People join clinical trials for many reasons. People living with cancer often join trials because they want to help future patients. People with certain risk factors want to help doctors learn how to prevent cancer. Healthy volunteers want to help doctors learn how to find cancer early. 

People with cancer and healthy volunteers join trials to play a role in cancer research and move science forward to help others.  

What are the types of clinical trials?

Photo of Marsha Dukes an NCI Clinical Trial Participant

"I feel that as an African American we do not participate in programs that could BE and sometimes ARE beneficial to us. I hope by my participation this will encourage others African American women to be more open." —Marsha Dukes, NCI clinical trial participant

There are several types of cancer clinical trials. Each type of trial is designed to answer different research questions and will help researchers learn things that can help people in the future.

Treatment Trials

Most cancer clinical trials are treatment studies that involve people who have cancer. These trials test treatments or new ways of using existing treatments, including new:

  • drugs
  • vaccines
  • approaches to surgery or radiation therapy
  • combinations of treatments

As researchers learn more about the genetic changes that lead to cancer, doctors are testing treatments that target these specific changes. So in some treatment trials, your tumor may be tested to see if treatments targeting specific genetic changes might work better than standard treatments. 

Treatment trials are designed to answers questions such as:

  • What is a safe dose of the treatment under study?
  • How should the treatment be given?
  • Does the treatment help people with cancer live longer than current treatment?
  • Can the study treatment shrink tumors or slow their growth and spread?
  • What are the treatment's side effects?
  • Does the study treatment allow for a better quality of life with fewer side effects?
  • Does the treatment help delay the return of the cancer?

Prevention Trials

Prevention trials are studies that look at ways to prevent cancer.

In most prevention trials, the people who take part do not have cancer but are at high risk for developing it. Or they have had cancer and are at high risk for developing a new cancer.

There are two kinds of prevention trials, action studies and agent studies. In action studies, you are asked to do something, such as exercise or follow a special diet. In agent studies, you are asked to take something, such as a drug or vitamin. 

Researchers who conduct these studies want to know:

  • How safe is the drug or activity?
  • Does the new approach reduce the chance that someone will get cancer?

Screening Trials

The goal of cancer screening trials is to test ways to find cancer before it causes symptoms, when it may be easier to treat.

An effective screening test will reduce the number of people who die from the cancer that is being screened for.

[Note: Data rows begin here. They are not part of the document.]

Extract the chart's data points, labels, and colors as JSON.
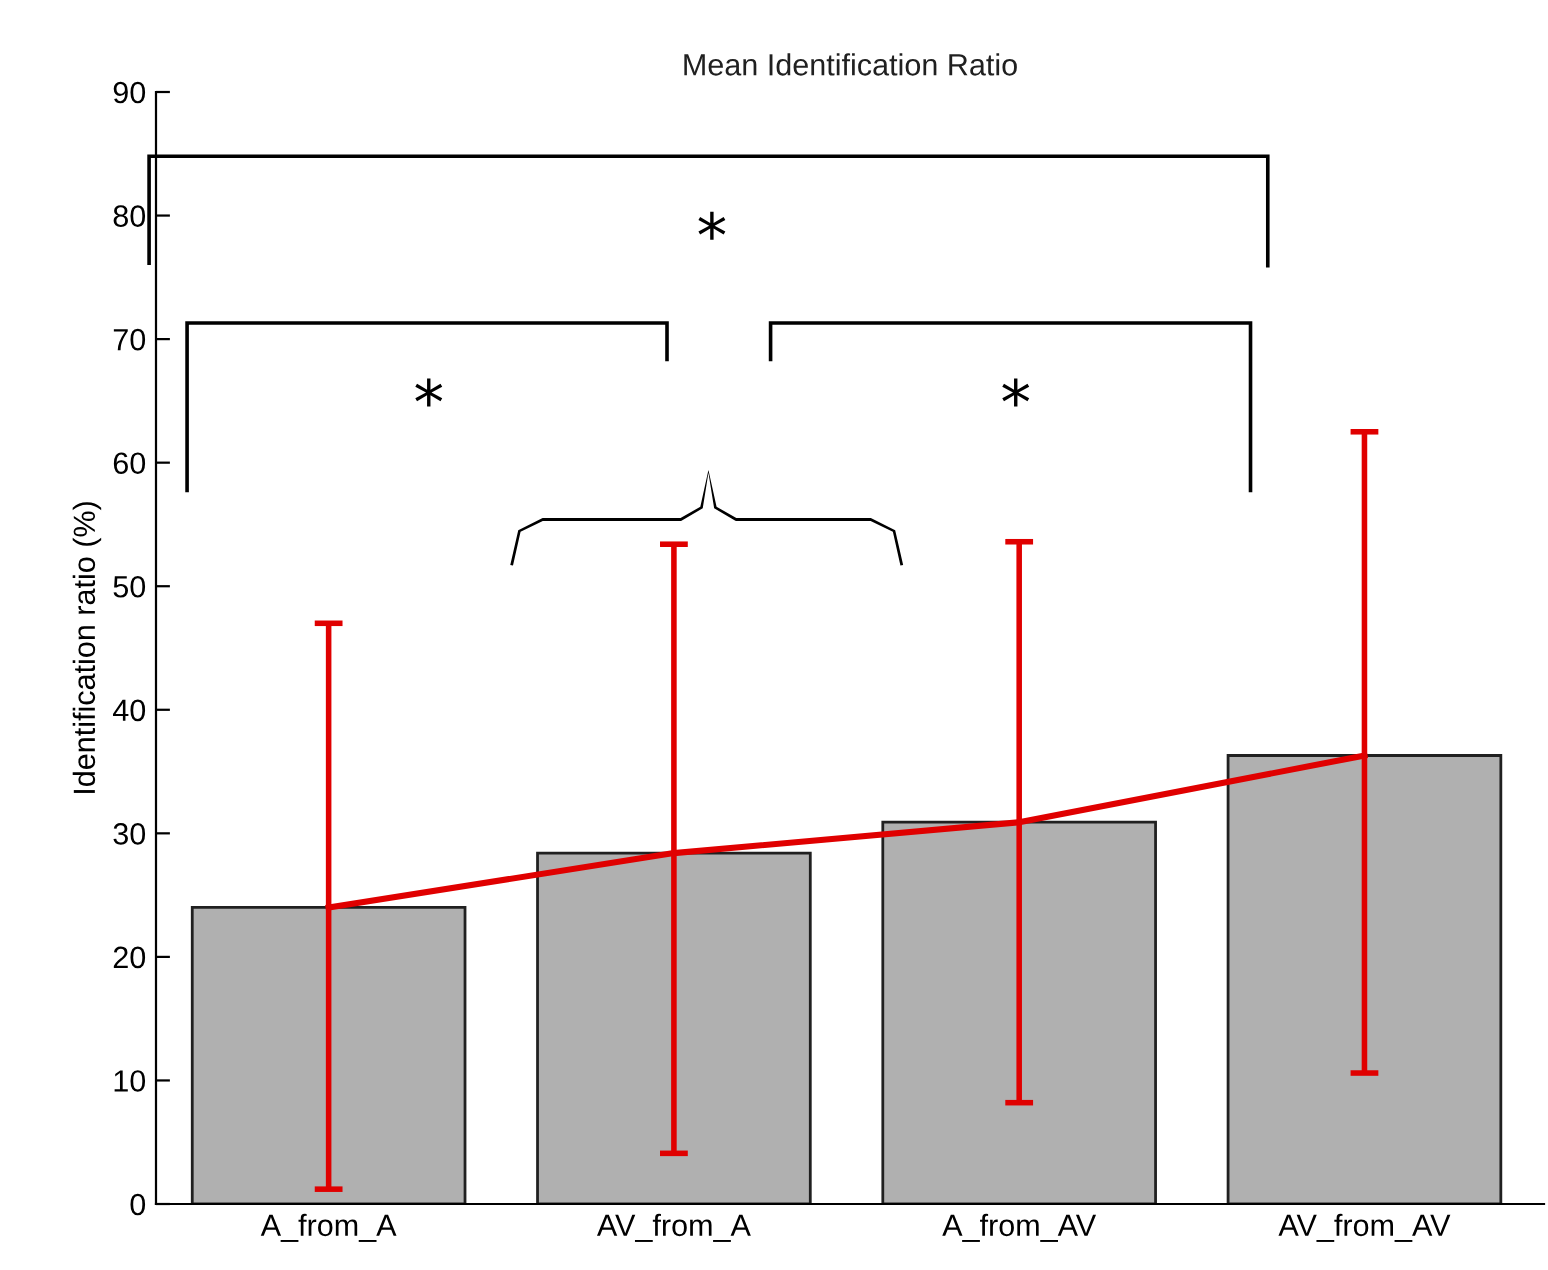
{
  "chart_data": {
    "type": "bar",
    "title": "Mean Identification Ratio",
    "ylabel": "Identification ratio (%)",
    "categories": [
      "A_from_A",
      "AV_from_A",
      "A_from_AV",
      "AV_from_AV"
    ],
    "ylim": [
      0,
      90
    ],
    "yticks": [
      0,
      10,
      20,
      30,
      40,
      50,
      60,
      70,
      80,
      90
    ],
    "grid": false,
    "legend": false,
    "series": [
      {
        "color": "#b0b0b0",
        "values": [
          24.0,
          28.4,
          30.9,
          36.3
        ],
        "errors": [
          [
            1.2,
            47.0
          ],
          [
            4.1,
            53.4
          ],
          [
            8.2,
            53.6
          ],
          [
            10.6,
            62.5
          ]
        ]
      },
      {
        "type": "line",
        "color": "#e00000",
        "values": [
          24.0,
          28.4,
          30.9,
          36.3
        ],
        "marker": "none",
        "line_style": "solid"
      }
    ],
    "annotations": [
      "*",
      "*",
      "*"
    ]
  }
}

But screening tests can have harms, which include bleeding or other physical damage. Other possible harms include a result that shows you might have cancer when you don’t. When this happens, it may lead to unnecessary tests and procedures. On the other hand, the results may show no signs of cancer when you have it. And sometimes screening can find cancers that would not have harmed you during your lifetime.

Researchers who conduct cancer screening studies want to know:

  • Does finding disease earlier, before people have any symptoms, save lives?
  • Is one screening test better than another?
  • Do the benefits of the screening test outweigh the harms?

Supportive Care/Palliative Care Trials

These trials look at ways to improve the quality of life of people with cancer, especially those who have side effects from cancer and its treatment.

They might test drugs, such as those that help with depression or nausea. Or they might test activities, such as attending support groups, exercising, or talking with a counselor.

Some of these trials test ways to help families and caregivers cope with their own needs, as well as those of the person with cancer.

Researchers who conduct these studies want to know:

  • How does cancer and its treatment affect patients and their loved ones?
  • What can improve the comfort and quality of life of people who have cancer?